Sa disparition en 1993, dans des circonstances jamais totalement élucidées, a plongé le monde artistique algérien dans le deuil. Selon El Watan, certains proches évoquent une mort liée à des problèmes de santé, tandis que d’autres évoquent des pressions politiques. Aucune enquête officielle n’a jamais abouti, laissant planer le mystère.

Pourtant, son héritage ne s’est pas éteint. En novembre 2023, une chorale algérienne a repris « Bachtola », un classique du rock chaoui, en hommage à Djo Sabri, un autre monument de la musique aurésienne. Arab News FR a rapporté cet événement, soulignant l’émotion des spectateurs. La performance a montré que la musique de Cheba Zoulikha continue d’inspirer, même parmi les jeunes artistes.

Beihdja Rahal, une autre grande figure de la musique algérienne, a récemment déclaré à L’Algérie Aujourd’hui que la transmission était devenue sa priorité. Elle a souligné l’importance de préserver des voix comme celle de Cheba Zoulikha, dont l’œuvre reste un pont entre les générations. Rahal a également critiqué le manque de soutien institutionnel pour les archives musicales, un problème récurrent en Algérie.

Les Aurès, région natale de Cheba Zoulikha, restent un foyer de création musicale. Des festivals comme celui de Batna ou de Khenchela mettent régulièrement à l’honneur le chaoui, mais rares sont les artistes capables de rivaliser avec l’impact de la « Rose des Aurès ». Les jeunes talents, comme la chanteuse Amel Zen ou le groupe Numidas, tentent de perpétuer cet héritage, mais le manque de visibilité et de moyens limite leur rayonnement.

En 2023, une pétition a circulé pour demander la création d’un musée dédié à Cheba Zoulikha à Khenchela. Soutenue par des associations culturelles locales, cette initiative vise à préserver ses costumes, ses partitions et ses enregistrements. Jusqu’à présent, aucune réponse officielle n’a été donnée par les autorités. Pourtant, un tel lieu pourrait attirer des touristes et des chercheurs, tout en redonnant à la chanteuse la place qu’elle mérite dans l’histoire culturelle algérienne.

Les hommages à Cheba Zoulikha ne se limitent pas à l’Algérie. En France, des collectifs comme les Zoufris Maracas, cités par Ouest-France en octobre 2024, intègrent des sonorités chaouies dans leurs compositions. Leur leader a expliqué que ces influences leur permettaient de « proposer une lecture du monde » à travers la musique. Ces collaborations montrent que l’héritage de Cheba Zoulikha dépasse les frontières.

Malgré tout, son nom reste moins connu que ceux d’autres icônes algériennes comme Cheb Khaled ou Cheikha Rimitti. Les médias algériens évoquent rarement son œuvre, et les jeunes générations la découvrent souvent par hasard, via des reprises ou des vidéos partagées sur les réseaux sociaux. Pourtant, son influence sur la musique chaouie est indéniable. Des artistes comme Djo Sabri ou Aïssa Djermouni, qu’elle a côtoyés, ont reconnu son talent et son audace.
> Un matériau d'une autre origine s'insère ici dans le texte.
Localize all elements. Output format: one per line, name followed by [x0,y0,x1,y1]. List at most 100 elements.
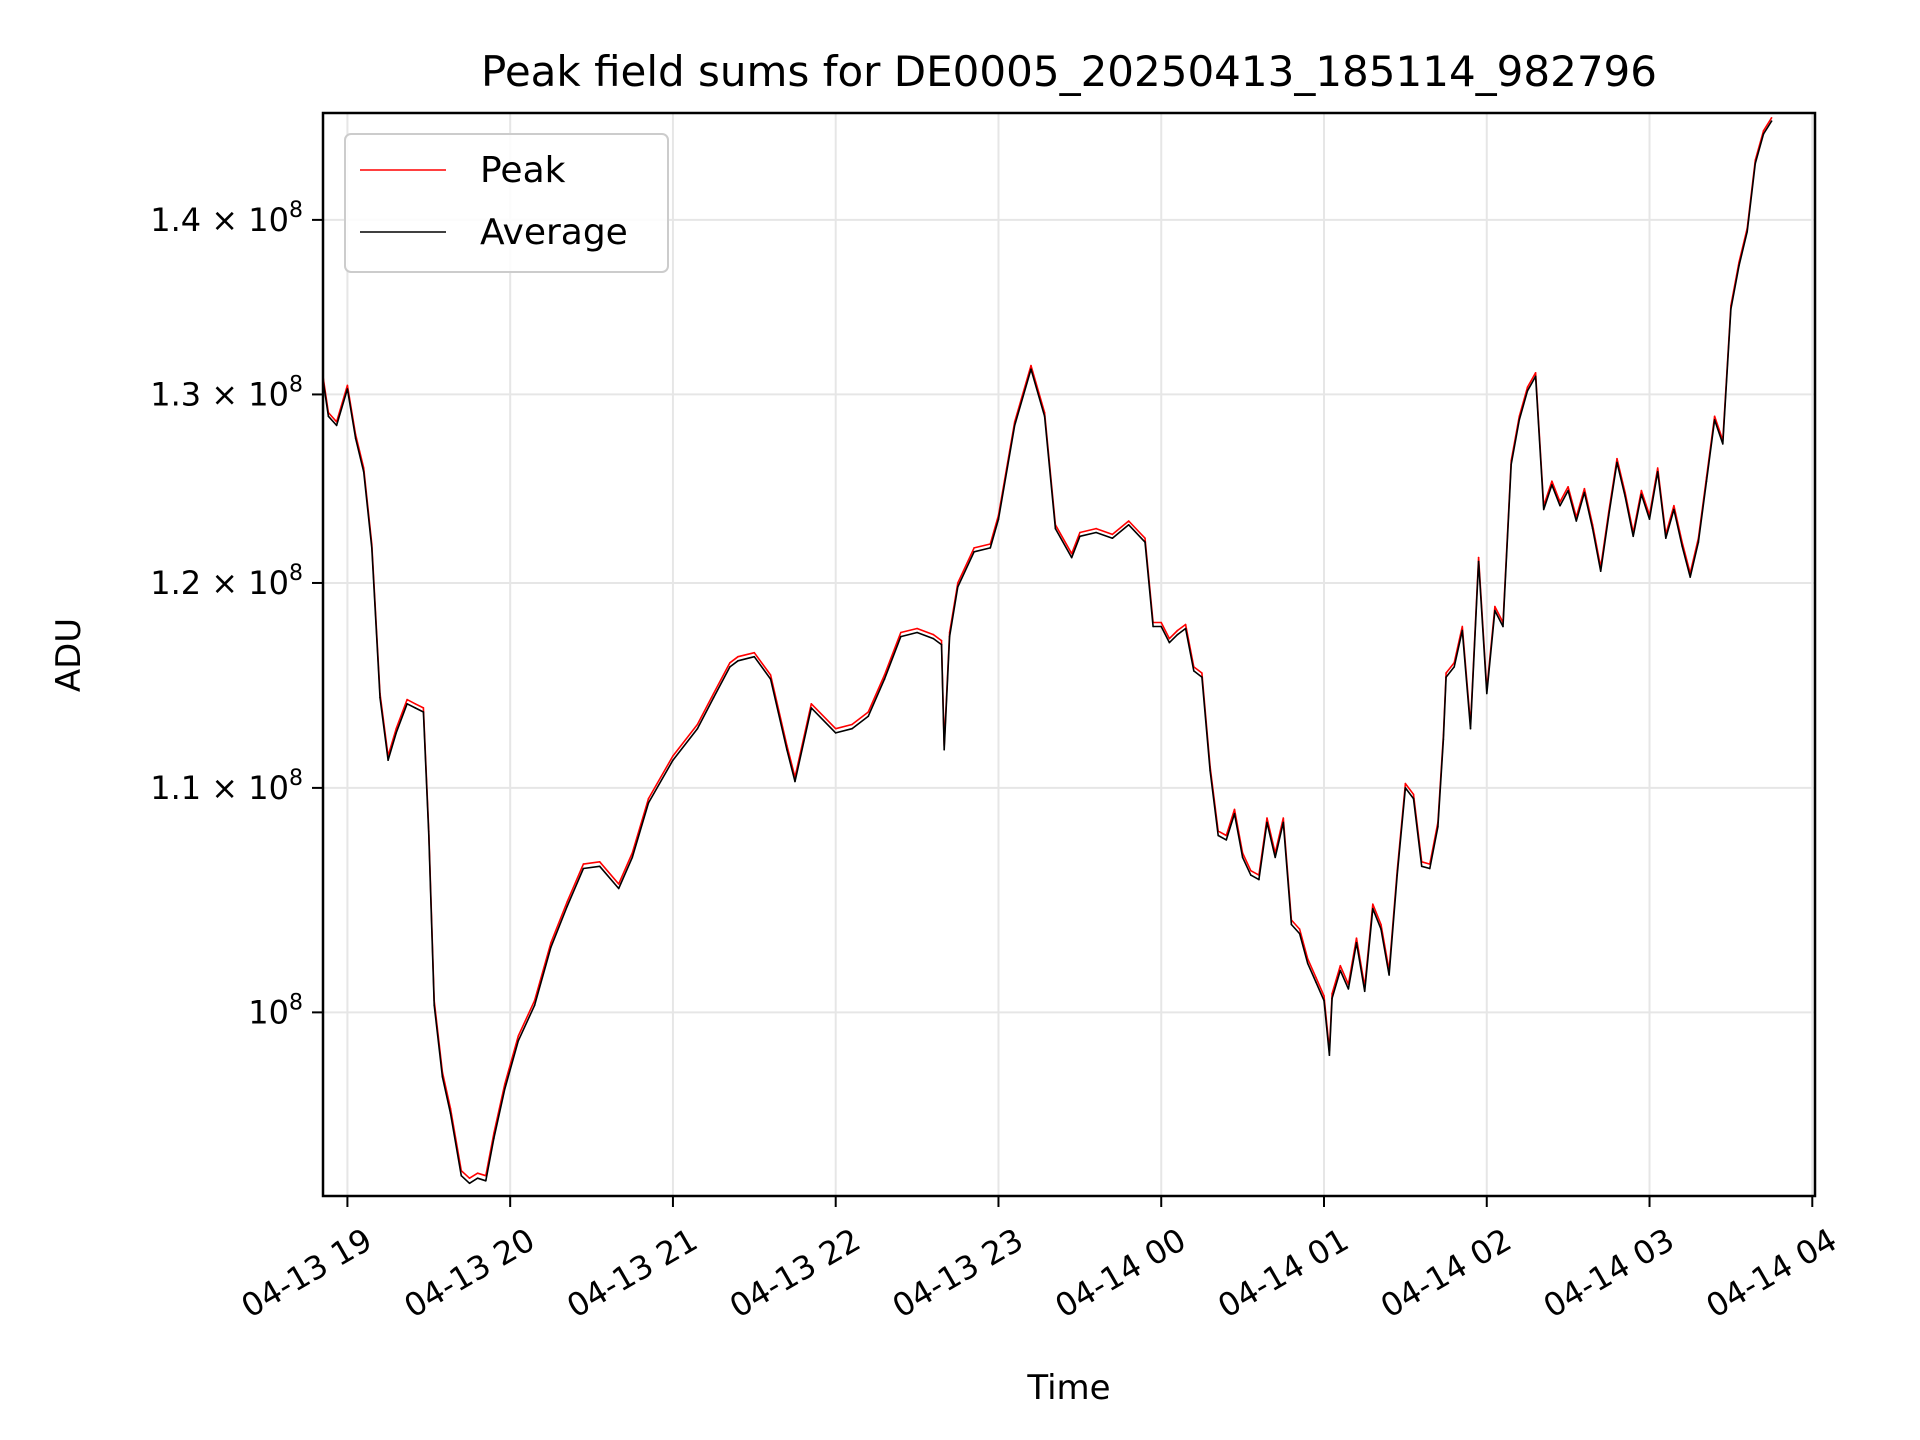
average-point [672,759,674,761]
peak-point [1477,556,1480,559]
peak-point [916,627,918,630]
peak-point [729,662,731,664]
peak-point [1184,623,1187,626]
average-point [598,865,601,868]
average-point [1315,981,1317,983]
average-point [422,711,425,713]
peak-point [1070,552,1073,555]
average-point [1437,826,1439,828]
average-point [916,631,918,634]
average-point [631,856,634,859]
peak-point [940,639,943,642]
peak-point [1160,621,1162,624]
average-point [395,732,398,734]
y-tick-label: 1.4 × 108 [150,198,303,239]
average-point [1567,489,1569,492]
average-point [1013,424,1016,427]
average-point [1380,928,1382,930]
average-point [1442,738,1445,740]
peak-point [769,674,772,676]
average-point [1225,839,1228,841]
average-point [1217,834,1219,837]
average-point [362,471,365,473]
peak-point [1127,520,1130,522]
average-point [617,887,620,890]
average-point [1306,962,1309,965]
average-point [948,635,951,638]
average-point [379,696,381,699]
average-point [786,748,788,751]
peak-point [1250,869,1252,872]
series-lines [322,117,1773,1185]
peak-point [1770,117,1773,119]
average-point [335,424,338,427]
peak-point [1526,386,1529,389]
legend: Peak Average [344,133,669,273]
peak-point [504,1083,506,1085]
peak-point [1713,415,1716,418]
average-point [1160,625,1162,628]
average-point [737,660,739,662]
average-point [1616,461,1618,464]
peak-point [867,711,870,713]
peak-point [1616,457,1618,460]
peak-point [1079,531,1081,534]
average-point [1689,576,1691,578]
average-point [1127,524,1130,526]
average-point [753,655,756,658]
peak-point [346,384,349,387]
average-point [1534,375,1537,378]
peak-point [422,707,425,709]
peak-point [672,755,674,757]
average-point [1388,974,1390,976]
average-line [322,120,1773,1185]
average-point [943,748,945,751]
peak-point [1298,928,1301,930]
average-point [794,780,796,783]
peak-point [753,651,756,654]
peak-point [1583,487,1586,490]
chart-title: Peak field sums for DE0005_20250413_1851… [481,47,1657,96]
x-tick-label: 04-14 04 [1700,1221,1844,1326]
average-point [1681,545,1683,547]
average-point [1542,508,1545,511]
average-point [867,715,870,717]
peak-point [476,1172,479,1174]
peak-point [1201,672,1203,674]
average-point [433,1004,436,1007]
x-tick-label: 04-13 21 [560,1221,704,1326]
legend-peak-label: Peak [480,150,566,191]
average-point [1510,463,1512,466]
average-point [1054,527,1057,530]
average-point [1266,821,1268,824]
average-point [989,547,992,549]
average-point [428,834,430,837]
average-point [468,1182,471,1185]
x-tick-label: 04-14 02 [1374,1221,1518,1326]
average-point [1396,874,1398,876]
peak-point [1567,486,1569,488]
average-point [533,1004,536,1007]
peak-point [1030,364,1032,367]
peak-point [973,547,975,549]
average-point [582,867,585,870]
peak-point [851,723,853,726]
average-point [566,905,568,908]
average-point [504,1088,506,1090]
average-point [1624,495,1626,498]
average-point [1722,443,1724,445]
average-point [1632,535,1634,538]
average-point [1209,770,1211,772]
peak-point [1372,903,1374,905]
x-tick-label: 04-13 22 [723,1221,867,1326]
peak-point [395,727,398,730]
average-point [1762,133,1765,135]
average-point [1095,531,1097,534]
average-point [493,1137,495,1139]
peak-point [414,703,417,705]
average-point [441,1076,444,1078]
average-point [1494,609,1496,612]
average-point [1355,942,1358,944]
average-point [449,1112,452,1115]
En 2025, trente-deux ans après sa disparition, une question persiste : pourquoi Cheba Zoulikha n’a-t-elle pas reçu les hommages officiels qu’elle mérite ? Aucune rue, aucune école ne porte son nom. Aucune émission spéciale n’a été diffusée à la télévision algérienne. Pourtant, son œuvre continue de résonner, preuve que la mémoire populaire n’a pas besoin de validation institutionnelle pour survivre.

Les Aurès, terre de montagnes et de légendes, gardent en elles l’âme de Cheba Zoulikha. Ses chansons, gravées dans la mémoire collective, rappellent que la musique est un langage universel. Trente ans après son silence, son héritage reste vivant, porté par ceux qui refusent de l’oublier.